Our method was also suitable for more than two multi-focus images. The three source images for “Toy” (512 × 512) are shown in Figure 14a–c, and close-up views are shown at the bottom for better observation. Figure 14d,e show that the fused images obtained by the DCHWT and SOMP methods showed serious blurring effects at the “ball” in the right corner. The GF fusion method produced jagged edges around the “puppet”, as shown in Figure 14f. The IM fusion method exhibited slight blurry artifacts in the upper-right corner of the “ball”, as shown in Figure 14g. Compared with other methods, the CNN and DMSR performed well. As shown in Figure 14h,i, all focused areas from the source images were merged into the fusion image with imperceptible artifacts. The values of $Q_{MI}$, $Q^{AB/F}$, and VIFF for various fusion methods are presented in

Table 2. Quantitative assessments of different image fusion methods for three multi-focus images.

Metric	Method
	DCHWT [6]	SOMP [19]	GF [15]	IM [16]	CNN [30]	DMSR
$Q_{MI}$	1.1272	0.8180	1.1943	1.1943	1.2561	1.2588
$Q^{AB/F}$	0.7452	0.6743	0.7586	0.7409	0.7554	0.7605
VIFF	0.9288	0.8720	0.9560	0.9531	0.9600	0.9631

, with the best results indicated in bold.

4. Conclusions

In this paper, we propose a new multi-focus image fusion method based on decision map and sparse representation.
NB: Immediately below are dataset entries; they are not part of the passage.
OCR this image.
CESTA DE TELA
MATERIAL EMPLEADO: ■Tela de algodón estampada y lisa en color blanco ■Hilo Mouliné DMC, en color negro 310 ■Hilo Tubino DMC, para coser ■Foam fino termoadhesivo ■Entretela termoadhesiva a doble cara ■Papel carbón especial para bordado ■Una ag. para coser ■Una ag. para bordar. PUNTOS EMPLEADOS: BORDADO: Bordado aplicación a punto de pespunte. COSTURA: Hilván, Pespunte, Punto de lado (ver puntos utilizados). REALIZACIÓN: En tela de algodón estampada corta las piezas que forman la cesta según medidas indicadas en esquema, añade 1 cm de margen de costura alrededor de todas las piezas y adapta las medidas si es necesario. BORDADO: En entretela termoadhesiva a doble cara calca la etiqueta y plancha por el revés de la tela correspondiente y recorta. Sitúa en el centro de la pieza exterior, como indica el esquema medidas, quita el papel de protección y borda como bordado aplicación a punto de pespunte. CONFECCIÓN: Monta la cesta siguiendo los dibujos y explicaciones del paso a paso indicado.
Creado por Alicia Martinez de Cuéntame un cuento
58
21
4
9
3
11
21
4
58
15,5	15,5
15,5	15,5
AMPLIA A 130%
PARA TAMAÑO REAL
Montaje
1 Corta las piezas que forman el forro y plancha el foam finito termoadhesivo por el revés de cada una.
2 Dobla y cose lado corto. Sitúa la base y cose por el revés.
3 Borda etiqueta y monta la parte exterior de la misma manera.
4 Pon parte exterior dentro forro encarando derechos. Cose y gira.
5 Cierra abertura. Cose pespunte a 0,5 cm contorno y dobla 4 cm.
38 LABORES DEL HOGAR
By generating the initial decision map by focusing on feature analysis for low-scale images, not only can the performance be guaranteed but the computational complexity can also be effectively reduced. Aiming at the characteristics of difficult decisions in the transitional area, we used the fusion algorithm based on sparse representation to directly fuse this and effectively reduce the error caused by incorrect judgment while ensuring the quality of fusion. In addition, the fusion method is also generalized to be capable of fusing more than two images. Experimental results show that the fusion method proposed in this paper has better fusion quality than other methods, both in terms of visual perception and objective measurement. In the future, we plan to evaluate whether the method proposed here can be applied to multi-focus image fusion in dynamic scenes.